Cook the sausage: In a large skillet over medium heat, brown the sausage, breaking it into crumbles. Cook until no longer pink and lightly caramelized. Transfer to a paper-towel-lined plate.
Sauté the aromatics: In the same skillet, add the onion and bell pepper with a pinch of salt.
Cook 4–5 minutes until softened. Stir in the garlic and cook 30 seconds, just until fragrant.
Whisk the custard: In a large bowl, whisk the eggs, milk, salt, pepper, Dijon, and smoked paprika until smooth. You want a well-mixed, well-seasoned custard.
Build the base: Spread the cubed bread evenly in the baking dish.
Scatter the sausage and sautéed vegetables on top. Sprinkle 1 1/2 cups of the shredded cheese over everything.
Pour and press: Pour the egg mixture evenly over the bread and sausage. Gently press the bread down with the back of a spoon so it soaks up the custard.
Rest time (optional but ideal): Cover the dish tightly and refrigerate for at least 30 minutes, or overnight for best texture.
This helps the bread absorb the custard fully.
Bake: Preheat the oven to 350°F (175°C). Uncover the casserole and bake for 35–45 minutes, until the center is set and the top is lightly golden.

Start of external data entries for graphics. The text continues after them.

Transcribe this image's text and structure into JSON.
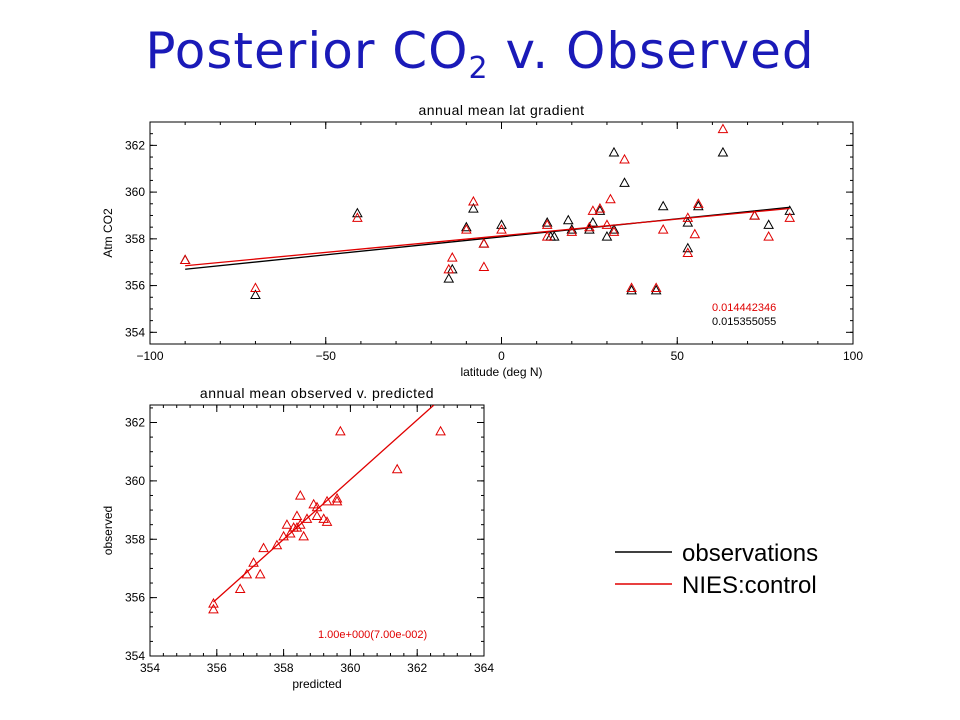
{
  "page": {
    "title_main": "Posterior CO",
    "title_sub": "2",
    "title_tail": " v. Observed"
  },
  "colors": {
    "observations": "#000000",
    "model": "#e00000",
    "title": "#1a1ab8"
  },
  "legend": {
    "position": "right",
    "items": [
      {
        "label": "observations",
        "color": "#000000"
      },
      {
        "label": "NIES:control",
        "color": "#e00000"
      }
    ]
  },
  "chart_data": [
    {
      "type": "scatter",
      "title": "annual mean lat gradient",
      "xlabel": "latitude (deg N)",
      "ylabel": "Atm CO2",
      "xlim": [
        -100,
        100
      ],
      "ylim": [
        353.5,
        363
      ],
      "xticks": [
        -100,
        -50,
        0,
        50,
        100
      ],
      "yticks": [
        354,
        356,
        358,
        360,
        362
      ],
      "grid": false,
      "annotations": [
        {
          "text": "0.014442346",
          "color": "#e00000"
        },
        {
          "text": "0.015355055",
          "color": "#000000"
        }
      ],
      "series": [
        {
          "name": "observations",
          "marker": "triangle",
          "color": "#000000",
          "points": [
            [
              -90,
              357.1
            ],
            [
              -70,
              355.6
            ],
            [
              -41,
              359.1
            ],
            [
              -15,
              356.3
            ],
            [
              -14,
              356.7
            ],
            [
              -10,
              358.5
            ],
            [
              -8,
              359.3
            ],
            [
              -5,
              357.8
            ],
            [
              0,
              358.6
            ],
            [
              13,
              358.7
            ],
            [
              14,
              358.1
            ],
            [
              15,
              358.1
            ],
            [
              19,
              358.8
            ],
            [
              20,
              358.4
            ],
            [
              25,
              358.4
            ],
            [
              26,
              358.7
            ],
            [
              28,
              359.2
            ],
            [
              30,
              358.1
            ],
            [
              32,
              361.7
            ],
            [
              32,
              358.4
            ],
            [
              35,
              360.4
            ],
            [
              37,
              355.8
            ],
            [
              44,
              355.8
            ],
            [
              46,
              359.4
            ],
            [
              53,
              357.6
            ],
            [
              53,
              358.7
            ],
            [
              56,
              359.4
            ],
            [
              63,
              361.7
            ],
            [
              72,
              359.0
            ],
            [
              76,
              358.6
            ],
            [
              82,
              359.2
            ]
          ],
          "trend": [
            [
              -90,
              356.7
            ],
            [
              82,
              359.35
            ]
          ]
        },
        {
          "name": "NIES:control",
          "marker": "triangle",
          "color": "#e00000",
          "points": [
            [
              -90,
              357.1
            ],
            [
              -70,
              355.9
            ],
            [
              -41,
              358.9
            ],
            [
              -15,
              356.7
            ],
            [
              -14,
              357.2
            ],
            [
              -10,
              358.4
            ],
            [
              -8,
              359.6
            ],
            [
              -5,
              356.8
            ],
            [
              -5,
              357.8
            ],
            [
              0,
              358.4
            ],
            [
              13,
              358.1
            ],
            [
              13,
              358.6
            ],
            [
              20,
              358.3
            ],
            [
              25,
              358.5
            ],
            [
              26,
              359.2
            ],
            [
              28,
              359.3
            ],
            [
              30,
              358.6
            ],
            [
              31,
              359.7
            ],
            [
              32,
              358.3
            ],
            [
              35,
              361.4
            ],
            [
              37,
              355.9
            ],
            [
              44,
              355.9
            ],
            [
              46,
              358.4
            ],
            [
              53,
              357.4
            ],
            [
              53,
              358.9
            ],
            [
              55,
              358.2
            ],
            [
              56,
              359.5
            ],
            [
              63,
              362.7
            ],
            [
              72,
              359.0
            ],
            [
              76,
              358.1
            ],
            [
              82,
              358.9
            ]
          ],
          "trend": [
            [
              -90,
              356.85
            ],
            [
              82,
              359.3
            ]
          ]
        }
      ]
    },
    {
      "type": "scatter",
      "title": "annual mean observed v. predicted",
      "xlabel": "predicted",
      "ylabel": "observed",
      "xlim": [
        354,
        364
      ],
      "ylim": [
        354,
        362.6
      ],
      "xticks": [
        354,
        356,
        358,
        360,
        362,
        364
      ],
      "yticks": [
        354,
        356,
        358,
        360,
        362
      ],
      "grid": false,
      "annotations": [
        {
          "text": "1.00e+000(7.00e-002)",
          "color": "#e00000"
        }
      ],
      "series": [
        {
          "name": "NIES:control",
          "marker": "triangle",
          "color": "#e00000",
          "points": [
            [
              355.9,
              355.6
            ],
            [
              355.9,
              355.8
            ],
            [
              356.7,
              356.3
            ],
            [
              356.9,
              356.8
            ],
            [
              357.1,
              357.2
            ],
            [
              357.3,
              356.8
            ],
            [
              357.4,
              357.7
            ],
            [
              357.8,
              357.8
            ],
            [
              358.0,
              358.1
            ],
            [
              358.1,
              358.5
            ],
            [
              358.2,
              358.2
            ],
            [
              358.3,
              358.4
            ],
            [
              358.4,
              358.4
            ],
            [
              358.4,
              358.8
            ],
            [
              358.5,
              358.5
            ],
            [
              358.5,
              359.5
            ],
            [
              358.6,
              358.1
            ],
            [
              358.7,
              358.7
            ],
            [
              358.9,
              359.2
            ],
            [
              359.0,
              358.8
            ],
            [
              359.0,
              359.1
            ],
            [
              359.2,
              358.7
            ],
            [
              359.3,
              358.6
            ],
            [
              359.3,
              359.3
            ],
            [
              359.6,
              359.4
            ],
            [
              359.6,
              359.3
            ],
            [
              359.7,
              361.7
            ],
            [
              361.4,
              360.4
            ],
            [
              362.7,
              361.7
            ]
          ],
          "trend": [
            [
              355.9,
              355.85
            ],
            [
              362.5,
              362.6
            ]
          ]
        }
      ]
    }
  ]
}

A knife inserted in the center should come out clean or with moist crumbs, not wet egg.
Add final cheese: Sprinkle the remaining 1/2 cup cheese on top during the last 5 minutes of baking to melt.
Rest and serve: Let the casserole stand 10 minutes before slicing.
Garnish with parsley or chives. Serve warm with hot sauce or a side of fruit.